A Dedication to Fritz Kreisler and Sergei Rachmaninoff
Seventy-five years later, Dmitry Sitkovetsky and Lukas Geniušas repeat the ensemble recordings of the two geniuses. Kreisler and Rachmaninoff... The great performing musicians of the twentieth century were close friends and performed a lot together. However, they met in studio only on three occasions for joint recordings of major pieces such as Beethoven's Kreutzer Sonata, Grieg’s Third Violin Sonata and Schubert’s Grand Duo (Sonata) for violin and piano.
Melodiya has released a CD, on which the same sonatas are performed by two musicians of the twenty-first century. Although they come from different generations, they are linked by a long-lasting friendship between their families, by their belonging to the outstanding musical dynasties and, most importantly, by the continuity of the great Russian tradition of musical and performing arts.
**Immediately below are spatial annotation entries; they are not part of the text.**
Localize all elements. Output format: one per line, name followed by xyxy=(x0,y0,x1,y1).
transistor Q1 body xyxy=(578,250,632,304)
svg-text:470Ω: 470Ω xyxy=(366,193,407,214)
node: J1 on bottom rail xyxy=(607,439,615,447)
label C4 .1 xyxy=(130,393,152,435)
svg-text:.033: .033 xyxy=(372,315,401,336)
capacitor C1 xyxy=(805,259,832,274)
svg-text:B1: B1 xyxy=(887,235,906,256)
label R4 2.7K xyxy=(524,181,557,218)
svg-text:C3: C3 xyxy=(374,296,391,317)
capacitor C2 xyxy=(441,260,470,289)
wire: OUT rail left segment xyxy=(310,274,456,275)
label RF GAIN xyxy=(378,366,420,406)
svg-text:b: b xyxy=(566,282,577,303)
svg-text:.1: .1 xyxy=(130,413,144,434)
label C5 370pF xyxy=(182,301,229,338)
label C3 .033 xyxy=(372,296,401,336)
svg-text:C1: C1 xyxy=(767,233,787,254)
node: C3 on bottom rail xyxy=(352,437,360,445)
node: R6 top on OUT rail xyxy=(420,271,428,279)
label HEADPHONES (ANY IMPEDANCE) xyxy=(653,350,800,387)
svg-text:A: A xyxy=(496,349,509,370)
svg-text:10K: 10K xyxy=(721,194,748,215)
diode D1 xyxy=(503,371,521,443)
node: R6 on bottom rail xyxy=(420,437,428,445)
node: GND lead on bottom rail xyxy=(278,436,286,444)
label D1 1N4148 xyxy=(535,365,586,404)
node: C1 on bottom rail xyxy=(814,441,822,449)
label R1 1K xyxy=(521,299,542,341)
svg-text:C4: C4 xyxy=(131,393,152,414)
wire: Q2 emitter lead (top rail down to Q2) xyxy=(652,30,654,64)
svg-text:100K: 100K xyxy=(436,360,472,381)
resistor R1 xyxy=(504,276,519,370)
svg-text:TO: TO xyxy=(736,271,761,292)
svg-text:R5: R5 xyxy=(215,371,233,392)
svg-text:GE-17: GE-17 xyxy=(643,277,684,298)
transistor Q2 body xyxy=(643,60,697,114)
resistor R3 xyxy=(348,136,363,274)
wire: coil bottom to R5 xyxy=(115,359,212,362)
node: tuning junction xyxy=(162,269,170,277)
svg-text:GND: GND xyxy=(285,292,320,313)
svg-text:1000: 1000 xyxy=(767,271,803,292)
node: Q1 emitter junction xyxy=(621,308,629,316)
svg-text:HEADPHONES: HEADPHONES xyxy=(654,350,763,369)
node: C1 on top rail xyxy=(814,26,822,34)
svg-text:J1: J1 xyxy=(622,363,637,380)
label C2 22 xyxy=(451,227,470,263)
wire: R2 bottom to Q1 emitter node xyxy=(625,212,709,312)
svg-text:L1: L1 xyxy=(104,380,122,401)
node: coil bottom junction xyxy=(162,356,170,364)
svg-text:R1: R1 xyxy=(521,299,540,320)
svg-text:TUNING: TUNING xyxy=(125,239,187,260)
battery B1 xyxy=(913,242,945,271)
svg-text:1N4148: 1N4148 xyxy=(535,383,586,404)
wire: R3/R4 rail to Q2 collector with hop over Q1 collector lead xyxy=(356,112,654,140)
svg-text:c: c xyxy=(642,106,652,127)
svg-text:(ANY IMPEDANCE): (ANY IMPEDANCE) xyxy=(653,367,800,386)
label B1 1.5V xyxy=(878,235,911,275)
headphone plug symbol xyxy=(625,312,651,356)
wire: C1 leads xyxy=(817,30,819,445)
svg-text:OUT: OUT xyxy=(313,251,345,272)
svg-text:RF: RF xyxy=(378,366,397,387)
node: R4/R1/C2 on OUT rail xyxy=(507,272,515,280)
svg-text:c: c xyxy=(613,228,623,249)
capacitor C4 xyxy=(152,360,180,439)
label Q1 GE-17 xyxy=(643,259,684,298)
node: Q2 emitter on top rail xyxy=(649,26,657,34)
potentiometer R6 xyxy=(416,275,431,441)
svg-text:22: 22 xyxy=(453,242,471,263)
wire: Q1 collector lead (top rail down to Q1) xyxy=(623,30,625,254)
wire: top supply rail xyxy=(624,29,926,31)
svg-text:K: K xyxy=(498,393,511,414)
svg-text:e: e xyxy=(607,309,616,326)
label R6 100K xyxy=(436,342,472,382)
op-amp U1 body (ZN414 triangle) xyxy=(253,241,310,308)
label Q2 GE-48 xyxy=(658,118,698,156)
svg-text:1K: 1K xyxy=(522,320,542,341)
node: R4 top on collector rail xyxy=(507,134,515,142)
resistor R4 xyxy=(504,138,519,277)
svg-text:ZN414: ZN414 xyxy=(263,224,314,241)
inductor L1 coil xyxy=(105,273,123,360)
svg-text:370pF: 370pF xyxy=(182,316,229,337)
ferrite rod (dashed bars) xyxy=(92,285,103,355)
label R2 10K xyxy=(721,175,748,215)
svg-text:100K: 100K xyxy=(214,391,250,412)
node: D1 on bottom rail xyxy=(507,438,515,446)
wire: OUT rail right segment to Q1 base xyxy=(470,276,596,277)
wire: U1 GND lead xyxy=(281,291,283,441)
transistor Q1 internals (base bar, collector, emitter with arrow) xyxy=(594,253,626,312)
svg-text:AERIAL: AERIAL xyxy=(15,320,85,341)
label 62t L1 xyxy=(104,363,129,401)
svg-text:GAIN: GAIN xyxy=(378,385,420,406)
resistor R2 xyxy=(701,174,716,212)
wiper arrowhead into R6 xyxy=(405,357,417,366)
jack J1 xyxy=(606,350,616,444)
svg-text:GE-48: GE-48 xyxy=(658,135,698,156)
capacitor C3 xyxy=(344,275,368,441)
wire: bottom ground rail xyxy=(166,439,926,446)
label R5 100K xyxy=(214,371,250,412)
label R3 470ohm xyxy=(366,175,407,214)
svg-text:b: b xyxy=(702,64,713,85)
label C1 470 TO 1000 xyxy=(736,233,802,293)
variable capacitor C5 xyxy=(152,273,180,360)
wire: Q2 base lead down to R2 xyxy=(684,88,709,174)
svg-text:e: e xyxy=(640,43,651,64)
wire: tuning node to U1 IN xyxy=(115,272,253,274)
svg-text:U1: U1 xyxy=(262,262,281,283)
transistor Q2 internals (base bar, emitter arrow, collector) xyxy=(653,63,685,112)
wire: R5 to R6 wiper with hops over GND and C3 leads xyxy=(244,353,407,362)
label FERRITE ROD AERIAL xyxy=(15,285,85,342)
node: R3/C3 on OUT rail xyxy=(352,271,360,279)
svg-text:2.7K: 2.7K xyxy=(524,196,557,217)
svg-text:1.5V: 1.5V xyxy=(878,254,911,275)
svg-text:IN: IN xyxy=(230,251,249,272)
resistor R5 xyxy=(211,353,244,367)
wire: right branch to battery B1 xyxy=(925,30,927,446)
Both musicians have a number of successful and critically acclaimed releases on major labels. Geniušas has often performed with Sitkovetsky conducting, but this is their first joint project as ensemble partners. “Chamber music is one of the highest forms of music making”, Geniušas says. On their first joint album, Dmitry Sitkovetsky and Lukas Geniušas demonstrate an amazingly harmonious unity of their ensemble and a combination of a bright artistic temperament with restrained nobility of the true “academic” style that distinguished Kreisler’s and Rachmaninoff's concert meetings.
Dmitry Sitkovetsky is a violinist and conductor, the son of the famous twentieth-century performers Julian Sitkovetsky and Bella Davidovich, and a student of Igor Bezrodny. To his name, he has decades of solo concert performances at the most prestigious venues of Europe and the USA, and the leadership of well-known Russian and American symphony ensembles.
Lukas Geniušas is a runner-up of the International Tchaikovsky Competition in Moscow and the Chopin Competition in Warsaw. He is a grandson and pupil of Vera Gornostayeva, one of Lev Oborin’s best students and an outstanding teacher, and the son of Moscow Conservatory Professor Xenia Knorre. Geniušas is a recognized interpreter of romantic music.